伊藤忠商事出身の丹羽氏は民間人として中国大使に就任、代表して日本の対中戦略における一つ面の重大な利益を訴求することになった。日本経済の成長には中国など東アジア隣国の市場のけん引が必要であり、対中関係は直接、今後数年の日本の国運の盛衰にかかわる。だが同時に、日本の強いナショナリズムは中国を前にして第二に屈し、政治大国の目標を軽々しく放棄することを許さない。そうしたことから、戦略的側面における統一的な協調性に欠け、常に自己矛盾した対中政策が出現するようになったのである。
日本政府が丹羽発言に敏感な反応を示したことで、釣魚島問題に関して有するその立場に破綻が百出することが明らかにされた。1982年に国連海洋法条約が発効すると、日本政府の立場は徐々に変化し、中日間に釣魚島の主権をめぐる紛争が存在していることを否定するようになった。丹羽発言の後、日本政府はあたふたと面に出て火を消しはじめた。思うに、紛争がないとするなら、言うことに筋が通っているとするなら、このように疑心暗鬼になったり、周章狼狽したりする必要がどこにあるだろうか。実際、石原知事が島を買おうと、日本政府が火を消そうと、日本国内は釣魚島という名が繰り返されるたびに、「釣魚島には決して紛争がないわけではない」との印象を深めるだけなのだ。

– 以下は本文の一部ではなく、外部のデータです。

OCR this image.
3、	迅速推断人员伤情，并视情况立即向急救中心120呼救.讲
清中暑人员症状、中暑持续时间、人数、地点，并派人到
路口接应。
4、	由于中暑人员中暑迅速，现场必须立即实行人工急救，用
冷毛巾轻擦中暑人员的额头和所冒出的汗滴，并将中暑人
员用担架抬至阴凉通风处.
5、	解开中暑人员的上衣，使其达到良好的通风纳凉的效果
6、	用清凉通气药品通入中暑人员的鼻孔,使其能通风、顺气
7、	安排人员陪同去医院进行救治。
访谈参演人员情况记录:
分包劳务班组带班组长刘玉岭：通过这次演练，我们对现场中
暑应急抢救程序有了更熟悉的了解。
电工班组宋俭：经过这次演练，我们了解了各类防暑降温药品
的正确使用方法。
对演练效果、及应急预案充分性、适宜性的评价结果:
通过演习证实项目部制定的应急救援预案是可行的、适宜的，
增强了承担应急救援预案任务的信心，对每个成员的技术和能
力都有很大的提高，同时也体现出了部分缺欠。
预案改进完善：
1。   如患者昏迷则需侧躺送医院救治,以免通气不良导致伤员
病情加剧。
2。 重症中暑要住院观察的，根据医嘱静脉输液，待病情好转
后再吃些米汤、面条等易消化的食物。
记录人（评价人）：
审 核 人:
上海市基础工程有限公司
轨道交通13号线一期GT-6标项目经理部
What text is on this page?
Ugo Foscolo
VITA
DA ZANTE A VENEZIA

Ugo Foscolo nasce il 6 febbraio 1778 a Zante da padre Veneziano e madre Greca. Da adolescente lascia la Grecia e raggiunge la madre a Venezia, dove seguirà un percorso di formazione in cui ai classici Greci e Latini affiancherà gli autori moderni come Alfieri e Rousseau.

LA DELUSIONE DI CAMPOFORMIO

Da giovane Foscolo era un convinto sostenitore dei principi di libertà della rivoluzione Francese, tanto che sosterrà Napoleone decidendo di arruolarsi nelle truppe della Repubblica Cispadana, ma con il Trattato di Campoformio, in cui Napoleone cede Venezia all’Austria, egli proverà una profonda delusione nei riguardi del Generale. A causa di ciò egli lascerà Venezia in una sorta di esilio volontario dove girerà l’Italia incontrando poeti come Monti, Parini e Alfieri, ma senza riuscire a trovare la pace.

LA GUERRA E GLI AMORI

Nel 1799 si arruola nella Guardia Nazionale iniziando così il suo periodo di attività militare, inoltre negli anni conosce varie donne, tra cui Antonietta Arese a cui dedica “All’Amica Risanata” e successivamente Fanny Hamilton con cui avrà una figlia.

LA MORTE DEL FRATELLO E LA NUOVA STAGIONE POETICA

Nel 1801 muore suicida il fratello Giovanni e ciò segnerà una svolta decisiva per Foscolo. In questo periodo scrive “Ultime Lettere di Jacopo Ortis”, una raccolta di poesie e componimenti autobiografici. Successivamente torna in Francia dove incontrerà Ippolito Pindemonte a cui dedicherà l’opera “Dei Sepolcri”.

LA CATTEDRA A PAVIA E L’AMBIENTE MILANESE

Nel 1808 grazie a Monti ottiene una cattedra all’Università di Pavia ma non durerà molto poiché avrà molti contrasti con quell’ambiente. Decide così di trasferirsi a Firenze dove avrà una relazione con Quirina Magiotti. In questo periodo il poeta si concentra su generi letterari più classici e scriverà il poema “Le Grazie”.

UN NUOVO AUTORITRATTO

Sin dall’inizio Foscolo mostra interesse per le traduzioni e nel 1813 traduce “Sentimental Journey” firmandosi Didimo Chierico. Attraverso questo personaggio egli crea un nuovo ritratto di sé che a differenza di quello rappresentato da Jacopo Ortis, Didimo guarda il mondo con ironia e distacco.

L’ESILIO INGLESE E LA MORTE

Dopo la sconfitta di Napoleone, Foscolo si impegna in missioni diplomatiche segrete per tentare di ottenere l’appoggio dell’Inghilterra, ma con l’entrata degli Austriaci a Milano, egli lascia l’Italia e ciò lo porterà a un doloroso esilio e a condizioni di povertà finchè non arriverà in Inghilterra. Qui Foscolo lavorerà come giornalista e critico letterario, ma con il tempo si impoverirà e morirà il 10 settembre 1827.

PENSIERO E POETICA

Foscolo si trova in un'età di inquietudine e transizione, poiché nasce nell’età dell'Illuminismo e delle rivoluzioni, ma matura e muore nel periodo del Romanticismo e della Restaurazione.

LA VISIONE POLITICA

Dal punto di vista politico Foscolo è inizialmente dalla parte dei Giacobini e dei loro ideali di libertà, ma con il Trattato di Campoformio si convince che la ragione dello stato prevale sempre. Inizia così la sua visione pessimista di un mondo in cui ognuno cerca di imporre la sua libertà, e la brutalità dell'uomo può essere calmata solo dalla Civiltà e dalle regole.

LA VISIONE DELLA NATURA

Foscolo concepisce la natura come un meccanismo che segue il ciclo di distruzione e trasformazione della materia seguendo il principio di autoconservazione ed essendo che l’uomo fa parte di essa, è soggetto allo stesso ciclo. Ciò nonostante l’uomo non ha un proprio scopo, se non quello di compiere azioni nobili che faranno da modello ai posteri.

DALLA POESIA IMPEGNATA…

丹羽騒動はまた日本政界の混乱無秩序な状態、民主党政権の薄氷をふむ思いを映している。丹羽大使のこの発言によって、各界の民族主義保守勢力は政権党を攻撃する新たな要素を手にした。下野して行政権限を失った自民党は、政権を攻撃する力点をようやく見つけ、丹羽氏を攻撃することで民主党内閣に圧力を加えようとしている。

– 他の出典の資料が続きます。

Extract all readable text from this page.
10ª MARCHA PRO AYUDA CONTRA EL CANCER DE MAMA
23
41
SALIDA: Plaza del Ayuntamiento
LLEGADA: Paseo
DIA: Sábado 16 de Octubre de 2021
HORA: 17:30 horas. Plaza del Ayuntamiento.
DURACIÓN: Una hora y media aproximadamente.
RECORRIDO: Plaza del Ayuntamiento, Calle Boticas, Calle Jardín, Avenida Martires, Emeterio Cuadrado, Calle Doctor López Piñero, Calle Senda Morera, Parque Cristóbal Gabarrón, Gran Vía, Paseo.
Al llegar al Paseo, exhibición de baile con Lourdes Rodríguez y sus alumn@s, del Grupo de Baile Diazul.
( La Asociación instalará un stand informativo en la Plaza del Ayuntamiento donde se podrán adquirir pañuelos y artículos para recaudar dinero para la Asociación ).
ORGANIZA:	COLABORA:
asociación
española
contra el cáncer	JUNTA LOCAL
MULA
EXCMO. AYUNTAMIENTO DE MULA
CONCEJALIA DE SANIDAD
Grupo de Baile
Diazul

対外的に紛争の存在を否定し、対内的に理性の声を抑えようとする日本政府のやり方は、政権の危機を一時的には緩和する可能性はあるが、日本の長期的利益にとってはむしろマイナスである。丹羽大使は島の購入が「中日関係にきわめて重大な危機をもたらす」と発言したが、中日関係が本当にその通りにならないことを願う。仮にそうなら、日本の有権者は「自民党政権は腐敗、硬化していても突発的な事件などの外交面の危機をなんとか抑えられたのに、民主党が自民党のようにできないのはどうしてか」と問うだろう。

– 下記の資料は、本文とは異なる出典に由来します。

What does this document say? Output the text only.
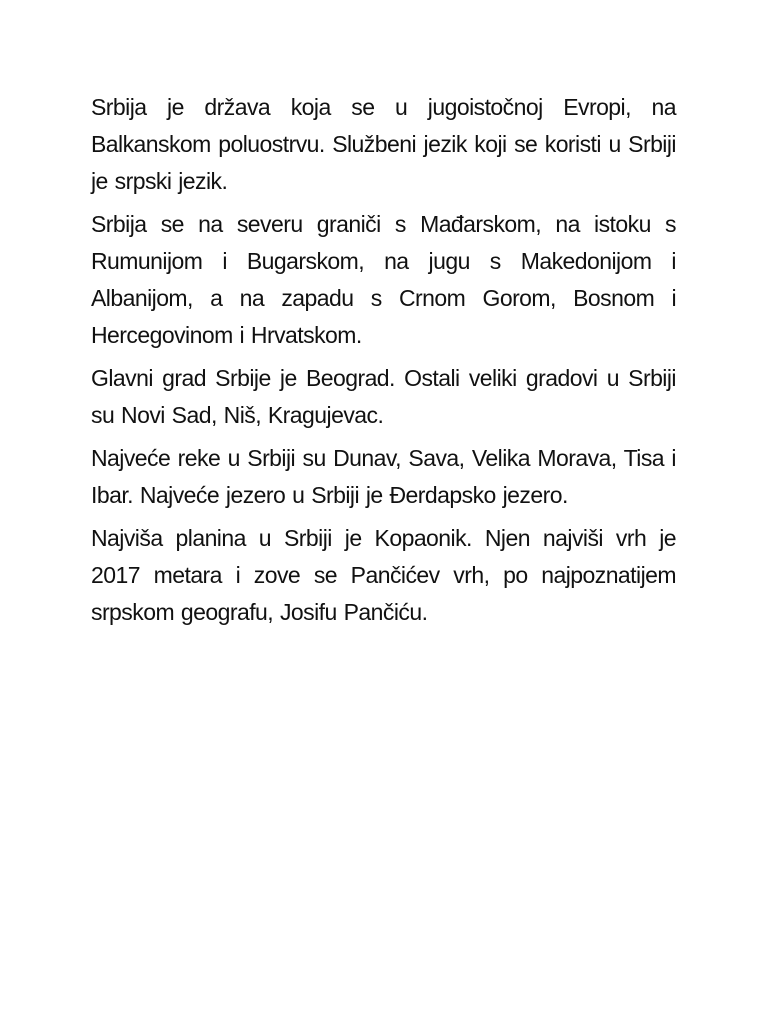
Srbija je država koja se u jugoistočnoj Evropi, na Balkanskom poluostrvu. Službeni jezik koji se koristi u Srbiji je srpski jezik.

Srbija se na severu graniči s Mađarskom, na istoku s Rumunijom i Bugarskom, na jugu s Makedonijom i Albanijom, a na zapadu s Crnom Gorom, Bosnom i Hercegovinom i Hrvatskom.

Glavni grad Srbije je Beograd. Ostali veliki gradovi u Srbiji su Novi Sad, Niš, Kragujevac.

Najveće reke u Srbiji su Dunav, Sava, Velika Morava, Tisa i Ibar. Najveće jezero u Srbiji je Đerdapsko jezero.

Najviša planina u Srbiji je Kopaonik. Njen najviši vrh je 2017 metara i zove se Pančićev vrh, po najpoznatijem srpskom geografu, Josifu Pančiću.
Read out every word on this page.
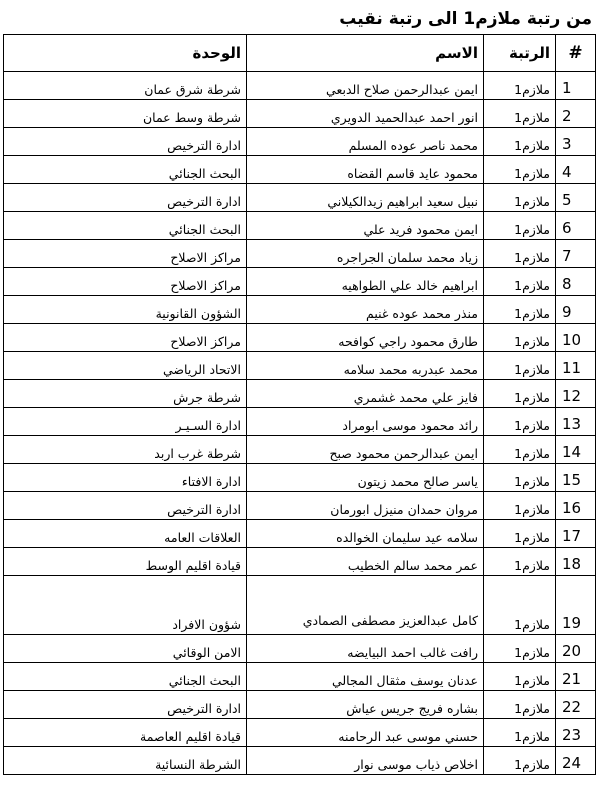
من رتبة ملازم1 الى رتبة نقيب
#	الرتبة	الاسم	الوحدة
1	ملازم1	ايمن عبدالرحمن صلاح الدبعي	شرطة شرق عمان
2	ملازم1	انور احمد عبدالحميد الدويري	شرطة وسط عمان
3	ملازم1	محمد ناصر عوده المسلم	ادارة الترخيص
4	ملازم1	محمود عايد قاسم القضاه	البحث الجنائي
5	ملازم1	نبيل سعيد ابراهيم زيدالكيلاني	ادارة الترخيص
6	ملازم1	ايمن محمود فريد علي	البحث الجنائي
7	ملازم1	زياد محمد سلمان الجراجره	مراكز الاصلاح
8	ملازم1	ابراهيم خالد علي الطواهيه	مراكز الاصلاح
9	ملازم1	منذر محمد عوده غنيم	الشؤون القانونية
10	ملازم1	طارق محمود راجي كوافحه	مراكز الاصلاح
11	ملازم1	محمد عبدربه محمد سلامه	الاتحاد الرياضي
12	ملازم1	فايز علي محمد غشمري	شرطة جرش
13	ملازم1	رائد محمود موسى ابومراد	ادارة السـيـر
14	ملازم1	ايمن عبدالرحمن محمود صبح	شرطة غرب اربد
15	ملازم1	ياسر صالح محمد زيتون	ادارة الافتاء
16	ملازم1	مروان حمدان منيزل ابورمان	ادارة الترخيص
17	ملازم1	سلامه عيد سليمان الخوالده	العلاقات العامه
18	ملازم1	عمر محمد سالم الخطيب	قيادة اقليم الوسط
19	ملازم1	كامل عبدالعزيز مصطفى الصمادي	شؤون الافراد
20	ملازم1	رافت غالب احمد البيايضه	الامن الوقائي
21	ملازم1	عدنان يوسف مثقال المجالي	البحث الجنائي
22	ملازم1	بشاره فريج جريس عياش	ادارة الترخيص
23	ملازم1	حسني موسى عبد الرحامنه	قيادة اقليم العاصمة
24	ملازم1	اخلاص ذياب موسى نوار	الشرطة النسائية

幸いに、丹羽発言をはじめとする日本各界の理性の声が消え去ることはない。こうした理性は日本各界において普遍的な共鳴として存在している、と信じるに足る理由はある。結束して外部の力に立ち向かう「村文化」や、政党政治による利益関係、また「中国のことに触れたら必ず反対する」といった不正常な雰囲気などが、こうした理性の声を圧迫する可能性はあるものの、畢竟、人びとに希望を見させてくれるのである。
日本にとって、国家として寛容な気持ちをもって隣国に対する、政府として誠実に有権者に対することが、自らの光明に満ちた未来を得る唯一の出口になるのではないだろうか。まさに丹羽氏と同じ戦線に立つ外務省の前高官、孫崎享氏が語るように、日本政府は釣魚島が紛争の領土であることを認めなければならず、日本の国内法で問題を処理することをひたすら強調していてはいけない。紛争の存在を認めるとともに、真実を有権者に伝える必要があり、民主党政権はそうしてようやく「長く安定した執政」を実現できる。